The Debel Gallery was a private art gallery in Jerusalem from 1973 to 1990. It is notable for its exhibition of avant-garde art. Its history and materials are cataloged at The Debel Gallery Archive.

==History==
The Debel Gallery was opened in 1973 in Jerusalem, when the city was a pilgrimage center for curators, journalists and art enthusiasts. Etienne and Ruth Debel opened the Gallery in the basement of their home in Ein Kerem. It represented well-known artists, and discovered new ones. In addition, the Gallery exhibited avant-garde artists, which was unusual for a private gallery; for example, in 1974 the Austrian artist Rudolf Schwarzkogler, and in 1976 the Gallery staged a performance of "Nidah" by Yocheved Weinfeld. Among the artists exhibited were the Israeli artists Yair Garbuz, Raffi Lavie, Gabriel Cohen, Yocheved Weinfeld, Maya Cohen-Levy, Daniela Passal; internationally famous artists such as Alexander Calder, David Hockney and many others. At the same time, the Debel Gallery promoted a group of artists who were considered to be on the "fringe" of the avant-garde artists. They were identified with Bezalel such as Zeev Raban, Meir Gur-Arieh, and Shmuel Levi; figurative artists such as Samuel Bak and Naftali Bezem. There was also a group of new immigrants from the U.S.S.R. who were also promoted by the Debel Gallery such as Naftali Bezem, Alexander Okun, Valentin Shorr, Anatoli Basin, and many others.

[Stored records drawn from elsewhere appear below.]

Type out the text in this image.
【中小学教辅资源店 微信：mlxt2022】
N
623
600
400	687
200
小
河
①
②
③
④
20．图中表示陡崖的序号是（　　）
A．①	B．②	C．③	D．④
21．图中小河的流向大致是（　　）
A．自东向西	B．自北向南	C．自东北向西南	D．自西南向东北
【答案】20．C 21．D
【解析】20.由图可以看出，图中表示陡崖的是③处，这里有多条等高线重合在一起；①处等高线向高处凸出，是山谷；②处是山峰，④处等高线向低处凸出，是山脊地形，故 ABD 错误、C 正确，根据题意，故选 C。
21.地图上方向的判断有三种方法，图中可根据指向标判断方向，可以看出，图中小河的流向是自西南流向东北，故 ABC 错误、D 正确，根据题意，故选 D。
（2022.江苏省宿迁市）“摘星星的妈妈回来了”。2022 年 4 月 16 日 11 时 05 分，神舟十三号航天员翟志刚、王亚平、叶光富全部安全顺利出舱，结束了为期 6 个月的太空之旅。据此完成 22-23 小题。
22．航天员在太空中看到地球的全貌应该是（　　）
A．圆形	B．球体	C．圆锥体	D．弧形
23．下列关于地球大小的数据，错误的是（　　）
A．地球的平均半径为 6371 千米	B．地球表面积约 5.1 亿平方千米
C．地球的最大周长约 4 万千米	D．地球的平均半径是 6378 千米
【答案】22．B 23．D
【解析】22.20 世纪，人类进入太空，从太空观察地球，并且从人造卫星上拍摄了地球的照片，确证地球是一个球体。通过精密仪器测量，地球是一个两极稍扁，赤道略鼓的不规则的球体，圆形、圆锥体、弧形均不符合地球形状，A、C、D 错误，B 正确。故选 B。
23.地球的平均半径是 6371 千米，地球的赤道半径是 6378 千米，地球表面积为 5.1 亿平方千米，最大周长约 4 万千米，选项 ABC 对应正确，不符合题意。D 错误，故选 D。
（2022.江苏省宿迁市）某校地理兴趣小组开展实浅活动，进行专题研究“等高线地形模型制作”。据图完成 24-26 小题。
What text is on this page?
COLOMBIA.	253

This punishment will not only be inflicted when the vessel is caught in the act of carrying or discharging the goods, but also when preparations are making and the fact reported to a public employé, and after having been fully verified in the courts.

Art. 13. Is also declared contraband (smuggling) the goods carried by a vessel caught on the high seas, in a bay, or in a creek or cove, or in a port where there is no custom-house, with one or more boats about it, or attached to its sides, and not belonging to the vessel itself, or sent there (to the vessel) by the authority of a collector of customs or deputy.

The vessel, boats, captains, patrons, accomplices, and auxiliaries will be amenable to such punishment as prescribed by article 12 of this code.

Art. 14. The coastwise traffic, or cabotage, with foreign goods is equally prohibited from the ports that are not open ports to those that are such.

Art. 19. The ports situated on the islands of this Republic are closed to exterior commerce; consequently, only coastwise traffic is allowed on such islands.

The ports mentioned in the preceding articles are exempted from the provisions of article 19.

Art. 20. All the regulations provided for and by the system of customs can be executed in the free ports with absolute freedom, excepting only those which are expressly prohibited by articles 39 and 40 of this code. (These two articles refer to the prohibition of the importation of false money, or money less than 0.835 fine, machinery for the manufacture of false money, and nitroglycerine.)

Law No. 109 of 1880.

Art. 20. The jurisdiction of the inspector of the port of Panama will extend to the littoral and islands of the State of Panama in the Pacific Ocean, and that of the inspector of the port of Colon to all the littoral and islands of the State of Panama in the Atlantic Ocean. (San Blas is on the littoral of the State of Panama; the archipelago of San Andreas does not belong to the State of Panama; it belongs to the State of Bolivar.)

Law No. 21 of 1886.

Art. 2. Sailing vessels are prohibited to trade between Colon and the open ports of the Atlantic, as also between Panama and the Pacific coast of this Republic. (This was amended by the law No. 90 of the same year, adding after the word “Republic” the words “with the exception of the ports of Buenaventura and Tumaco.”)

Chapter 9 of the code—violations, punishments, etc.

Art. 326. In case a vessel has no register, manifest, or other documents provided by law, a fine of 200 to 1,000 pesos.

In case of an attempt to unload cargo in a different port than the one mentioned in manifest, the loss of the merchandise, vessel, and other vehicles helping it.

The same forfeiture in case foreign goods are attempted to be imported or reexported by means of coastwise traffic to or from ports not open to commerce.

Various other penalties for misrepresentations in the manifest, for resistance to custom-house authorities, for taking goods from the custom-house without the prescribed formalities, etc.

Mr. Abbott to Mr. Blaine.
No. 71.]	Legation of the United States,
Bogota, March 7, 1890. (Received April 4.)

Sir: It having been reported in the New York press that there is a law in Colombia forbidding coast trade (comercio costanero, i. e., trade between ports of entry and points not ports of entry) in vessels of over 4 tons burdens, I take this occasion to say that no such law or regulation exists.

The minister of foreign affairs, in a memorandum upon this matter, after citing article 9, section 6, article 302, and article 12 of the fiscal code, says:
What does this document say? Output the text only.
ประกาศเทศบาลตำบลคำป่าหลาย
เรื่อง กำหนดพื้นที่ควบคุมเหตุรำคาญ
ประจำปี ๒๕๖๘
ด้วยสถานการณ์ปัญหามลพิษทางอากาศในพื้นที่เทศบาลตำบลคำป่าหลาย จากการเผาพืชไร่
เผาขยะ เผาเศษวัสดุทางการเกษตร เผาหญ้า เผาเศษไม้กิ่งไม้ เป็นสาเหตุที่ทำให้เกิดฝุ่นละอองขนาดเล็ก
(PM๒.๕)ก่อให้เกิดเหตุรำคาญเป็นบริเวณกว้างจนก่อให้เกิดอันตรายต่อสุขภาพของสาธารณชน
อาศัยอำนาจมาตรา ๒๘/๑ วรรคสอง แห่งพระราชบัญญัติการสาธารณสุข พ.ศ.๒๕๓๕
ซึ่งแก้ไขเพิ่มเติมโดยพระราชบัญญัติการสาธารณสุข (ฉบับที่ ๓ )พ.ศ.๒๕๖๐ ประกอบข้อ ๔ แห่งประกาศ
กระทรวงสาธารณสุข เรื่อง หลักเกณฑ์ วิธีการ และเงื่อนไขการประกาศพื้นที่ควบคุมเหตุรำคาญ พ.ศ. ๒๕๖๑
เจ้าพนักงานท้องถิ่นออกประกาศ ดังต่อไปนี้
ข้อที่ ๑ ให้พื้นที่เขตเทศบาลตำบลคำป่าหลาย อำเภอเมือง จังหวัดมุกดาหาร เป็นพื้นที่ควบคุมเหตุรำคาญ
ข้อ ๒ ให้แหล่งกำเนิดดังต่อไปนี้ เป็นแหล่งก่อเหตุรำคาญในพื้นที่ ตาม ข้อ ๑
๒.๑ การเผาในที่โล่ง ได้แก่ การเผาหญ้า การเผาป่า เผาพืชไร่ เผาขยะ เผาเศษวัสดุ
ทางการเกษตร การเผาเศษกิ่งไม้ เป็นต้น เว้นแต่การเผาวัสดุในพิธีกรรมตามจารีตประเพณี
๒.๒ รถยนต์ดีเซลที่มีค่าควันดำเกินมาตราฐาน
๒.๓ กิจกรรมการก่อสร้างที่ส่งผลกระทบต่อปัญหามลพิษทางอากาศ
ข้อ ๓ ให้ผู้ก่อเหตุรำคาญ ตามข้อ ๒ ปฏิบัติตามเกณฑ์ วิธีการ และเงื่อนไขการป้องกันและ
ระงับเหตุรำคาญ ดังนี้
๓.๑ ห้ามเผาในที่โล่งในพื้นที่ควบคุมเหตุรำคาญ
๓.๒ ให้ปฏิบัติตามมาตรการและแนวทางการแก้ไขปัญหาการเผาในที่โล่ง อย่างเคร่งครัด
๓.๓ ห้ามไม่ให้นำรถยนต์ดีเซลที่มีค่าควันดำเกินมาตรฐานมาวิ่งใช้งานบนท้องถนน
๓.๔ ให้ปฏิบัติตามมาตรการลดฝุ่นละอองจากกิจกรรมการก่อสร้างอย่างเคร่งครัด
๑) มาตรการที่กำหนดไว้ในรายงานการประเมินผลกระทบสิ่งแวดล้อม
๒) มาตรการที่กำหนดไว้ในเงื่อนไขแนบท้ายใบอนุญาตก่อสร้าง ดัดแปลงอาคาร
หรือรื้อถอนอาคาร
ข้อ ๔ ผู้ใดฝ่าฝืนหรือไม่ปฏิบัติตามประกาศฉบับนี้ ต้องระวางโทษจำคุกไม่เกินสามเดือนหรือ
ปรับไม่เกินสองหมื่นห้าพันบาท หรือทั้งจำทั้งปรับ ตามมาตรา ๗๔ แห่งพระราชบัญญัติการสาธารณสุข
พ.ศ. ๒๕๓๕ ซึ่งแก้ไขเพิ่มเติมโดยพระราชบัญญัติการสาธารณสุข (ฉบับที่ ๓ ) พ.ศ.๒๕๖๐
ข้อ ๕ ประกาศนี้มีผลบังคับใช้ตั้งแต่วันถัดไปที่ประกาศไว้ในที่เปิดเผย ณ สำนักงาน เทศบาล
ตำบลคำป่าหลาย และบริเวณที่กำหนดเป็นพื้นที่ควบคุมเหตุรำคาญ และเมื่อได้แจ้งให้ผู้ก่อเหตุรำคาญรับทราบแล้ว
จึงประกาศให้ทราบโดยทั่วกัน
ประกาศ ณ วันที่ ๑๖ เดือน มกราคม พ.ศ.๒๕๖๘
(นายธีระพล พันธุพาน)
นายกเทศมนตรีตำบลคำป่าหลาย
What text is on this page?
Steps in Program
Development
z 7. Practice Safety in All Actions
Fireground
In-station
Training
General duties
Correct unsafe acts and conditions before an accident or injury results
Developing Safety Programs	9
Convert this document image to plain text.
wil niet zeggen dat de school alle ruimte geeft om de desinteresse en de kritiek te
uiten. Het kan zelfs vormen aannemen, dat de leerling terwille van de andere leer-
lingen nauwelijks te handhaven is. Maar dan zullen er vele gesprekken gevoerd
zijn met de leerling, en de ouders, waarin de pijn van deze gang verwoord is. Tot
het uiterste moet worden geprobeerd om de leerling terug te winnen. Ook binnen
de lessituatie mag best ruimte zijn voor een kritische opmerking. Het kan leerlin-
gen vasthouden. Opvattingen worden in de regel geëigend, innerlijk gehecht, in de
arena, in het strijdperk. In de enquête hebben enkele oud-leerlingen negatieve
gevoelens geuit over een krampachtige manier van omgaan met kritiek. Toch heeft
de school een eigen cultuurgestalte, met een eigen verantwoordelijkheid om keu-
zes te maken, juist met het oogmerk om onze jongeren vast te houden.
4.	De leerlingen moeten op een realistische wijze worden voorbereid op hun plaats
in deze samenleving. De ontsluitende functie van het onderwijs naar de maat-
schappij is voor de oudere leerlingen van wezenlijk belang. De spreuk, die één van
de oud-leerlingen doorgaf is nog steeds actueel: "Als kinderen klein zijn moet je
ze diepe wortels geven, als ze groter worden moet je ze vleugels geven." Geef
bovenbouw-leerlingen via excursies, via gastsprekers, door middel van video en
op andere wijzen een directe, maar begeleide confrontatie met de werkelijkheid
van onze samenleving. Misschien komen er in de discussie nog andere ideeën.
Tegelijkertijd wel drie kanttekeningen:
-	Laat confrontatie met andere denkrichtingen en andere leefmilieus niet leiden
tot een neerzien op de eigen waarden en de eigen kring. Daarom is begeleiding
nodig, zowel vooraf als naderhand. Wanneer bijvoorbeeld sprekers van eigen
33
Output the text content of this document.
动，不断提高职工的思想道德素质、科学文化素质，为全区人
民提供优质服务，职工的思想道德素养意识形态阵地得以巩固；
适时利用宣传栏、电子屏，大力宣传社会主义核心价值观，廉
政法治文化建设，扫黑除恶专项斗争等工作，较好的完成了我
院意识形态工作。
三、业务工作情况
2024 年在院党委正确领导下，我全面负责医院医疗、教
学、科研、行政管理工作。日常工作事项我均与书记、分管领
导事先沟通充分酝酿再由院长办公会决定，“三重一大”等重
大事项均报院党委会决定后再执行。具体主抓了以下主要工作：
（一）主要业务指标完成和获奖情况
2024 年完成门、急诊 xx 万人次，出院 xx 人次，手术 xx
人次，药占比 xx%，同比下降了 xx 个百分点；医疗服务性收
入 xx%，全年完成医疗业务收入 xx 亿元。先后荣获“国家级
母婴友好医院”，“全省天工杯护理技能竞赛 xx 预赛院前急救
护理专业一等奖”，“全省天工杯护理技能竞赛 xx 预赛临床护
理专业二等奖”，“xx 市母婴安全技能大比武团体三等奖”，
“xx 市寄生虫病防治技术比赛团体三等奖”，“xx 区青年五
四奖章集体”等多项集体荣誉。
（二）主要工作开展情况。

While curating different exhibitions, Ruth used to interview the exhibiting artists. She recorded their conversations and transcribed them. In a collaboration between Ruth Debel and Mamuta at the Daniela Passal Art and Media Center, selected interviews were bound together into a booklet named ‘Dialogue’.

The Debel Gallery Archive was given to the Israel Museum in Jerusalem in January 2007. The Debel Gallery Archive is housed within the Information Center for Israeli Art at the Israel Museum, Jerusalem. It includes background material, exhibition histories, photos of invitations from 1973 to 1990, recordings of interviews with artists, correspondence with artists.